Enhance Support is a good option to increase the buff effect of Petrified Blood.

13. Does Anomalous Petrified Blood work?

Anomalous Petrified Blood is a spell that reserves mana to protect the character’s life in the low life threshold by causing a portion of the immediate life loss from hits to take effect over time instead.

14. How does toxic rain scale with Petrified Blood?

Toxic Rain has different ways to be scaled and we chose the Damage over Time. So, the way Toxic Rain works is that it fires a number of arrows when it gets used. These arrows do “on hit” damage, which doesn’t scale much with levels, but more so with added damage from gear, supports, and other such things.

15. Why low life poe?

The advantages to being low life: Ability to use Pain Attunement passive skill that grants more spell damage when on low life. Ability to use Bloodthirst Support for attack skills on life-based low life builds. You are Cursed with Vulnerability, with 80% increased EffectDeath is your most important duty.

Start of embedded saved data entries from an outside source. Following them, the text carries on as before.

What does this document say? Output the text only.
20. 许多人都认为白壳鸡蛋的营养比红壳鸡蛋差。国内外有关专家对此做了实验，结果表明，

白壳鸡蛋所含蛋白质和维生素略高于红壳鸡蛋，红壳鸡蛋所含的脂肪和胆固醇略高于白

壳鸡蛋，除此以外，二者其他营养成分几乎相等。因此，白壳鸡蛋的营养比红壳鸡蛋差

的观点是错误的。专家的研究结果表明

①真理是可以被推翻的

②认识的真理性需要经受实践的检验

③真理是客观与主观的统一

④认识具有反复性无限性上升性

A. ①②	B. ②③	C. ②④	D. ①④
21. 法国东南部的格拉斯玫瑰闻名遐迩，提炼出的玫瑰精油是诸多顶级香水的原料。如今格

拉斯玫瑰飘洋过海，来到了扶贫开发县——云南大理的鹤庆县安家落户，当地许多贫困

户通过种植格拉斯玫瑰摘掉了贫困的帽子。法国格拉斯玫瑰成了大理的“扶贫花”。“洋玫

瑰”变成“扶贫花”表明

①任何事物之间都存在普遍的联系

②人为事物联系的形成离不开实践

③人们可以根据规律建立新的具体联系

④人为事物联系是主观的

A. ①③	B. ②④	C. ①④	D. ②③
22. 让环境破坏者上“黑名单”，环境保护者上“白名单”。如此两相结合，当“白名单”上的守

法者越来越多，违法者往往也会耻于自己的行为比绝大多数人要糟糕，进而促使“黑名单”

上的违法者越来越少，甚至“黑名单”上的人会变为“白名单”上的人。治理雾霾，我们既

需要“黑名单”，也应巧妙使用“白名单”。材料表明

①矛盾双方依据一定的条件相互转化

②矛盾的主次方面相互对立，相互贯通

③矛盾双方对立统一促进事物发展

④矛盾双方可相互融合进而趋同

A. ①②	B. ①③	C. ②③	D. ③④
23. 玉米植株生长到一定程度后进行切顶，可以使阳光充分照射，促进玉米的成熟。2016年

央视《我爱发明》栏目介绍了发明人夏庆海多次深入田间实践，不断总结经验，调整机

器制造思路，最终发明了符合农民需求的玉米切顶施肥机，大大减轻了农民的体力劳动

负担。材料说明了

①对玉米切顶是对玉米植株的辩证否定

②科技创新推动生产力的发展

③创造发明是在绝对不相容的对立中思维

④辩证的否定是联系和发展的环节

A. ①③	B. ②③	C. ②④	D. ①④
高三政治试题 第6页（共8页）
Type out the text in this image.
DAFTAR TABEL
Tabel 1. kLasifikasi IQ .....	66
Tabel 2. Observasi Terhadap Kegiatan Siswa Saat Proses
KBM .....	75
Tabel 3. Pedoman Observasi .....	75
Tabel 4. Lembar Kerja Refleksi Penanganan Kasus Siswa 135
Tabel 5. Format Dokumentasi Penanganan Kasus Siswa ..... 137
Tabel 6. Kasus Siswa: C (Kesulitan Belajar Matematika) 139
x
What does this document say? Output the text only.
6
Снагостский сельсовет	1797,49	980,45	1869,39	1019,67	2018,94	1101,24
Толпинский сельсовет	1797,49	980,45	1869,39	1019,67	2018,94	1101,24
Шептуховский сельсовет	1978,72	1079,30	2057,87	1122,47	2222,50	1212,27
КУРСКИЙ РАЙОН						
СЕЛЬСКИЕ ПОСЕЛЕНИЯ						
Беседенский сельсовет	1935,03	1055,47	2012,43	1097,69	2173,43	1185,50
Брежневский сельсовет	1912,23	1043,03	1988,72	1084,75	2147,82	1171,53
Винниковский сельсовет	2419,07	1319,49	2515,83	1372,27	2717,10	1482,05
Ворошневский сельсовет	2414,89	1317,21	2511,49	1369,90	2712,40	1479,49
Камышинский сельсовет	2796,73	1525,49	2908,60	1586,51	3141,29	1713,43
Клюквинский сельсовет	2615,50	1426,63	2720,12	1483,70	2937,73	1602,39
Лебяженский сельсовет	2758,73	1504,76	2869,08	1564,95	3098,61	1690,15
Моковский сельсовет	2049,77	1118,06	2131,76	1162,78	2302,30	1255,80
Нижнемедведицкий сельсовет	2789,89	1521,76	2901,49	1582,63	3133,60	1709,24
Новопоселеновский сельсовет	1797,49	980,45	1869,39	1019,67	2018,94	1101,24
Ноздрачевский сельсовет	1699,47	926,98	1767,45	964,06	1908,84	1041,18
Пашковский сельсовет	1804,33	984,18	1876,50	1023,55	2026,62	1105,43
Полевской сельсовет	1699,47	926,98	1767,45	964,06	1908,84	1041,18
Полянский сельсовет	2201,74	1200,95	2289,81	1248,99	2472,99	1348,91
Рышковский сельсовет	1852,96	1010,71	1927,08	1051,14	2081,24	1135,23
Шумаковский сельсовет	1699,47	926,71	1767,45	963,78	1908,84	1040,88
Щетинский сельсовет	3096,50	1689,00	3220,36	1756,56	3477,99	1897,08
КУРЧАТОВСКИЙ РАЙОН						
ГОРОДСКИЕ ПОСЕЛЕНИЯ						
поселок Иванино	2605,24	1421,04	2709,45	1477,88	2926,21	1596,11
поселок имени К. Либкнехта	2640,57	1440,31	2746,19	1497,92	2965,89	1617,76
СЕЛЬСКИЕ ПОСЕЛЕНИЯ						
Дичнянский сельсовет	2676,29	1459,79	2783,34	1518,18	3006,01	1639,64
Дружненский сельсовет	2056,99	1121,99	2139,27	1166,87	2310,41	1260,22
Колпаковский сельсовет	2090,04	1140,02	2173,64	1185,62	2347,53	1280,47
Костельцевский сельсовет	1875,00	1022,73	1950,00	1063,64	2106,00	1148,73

In conclusion, Petrified Blood is a powerful and versatile tool that can greatly enhance your survivability in Path of Exile if used correctly and with careful planning. By understanding its mechanics and limitations, you can effectively leverage it to create a more resilient and successful character. You can explore educational resources related to gaming at GamesLearningSociety.org. Good luck, Exile!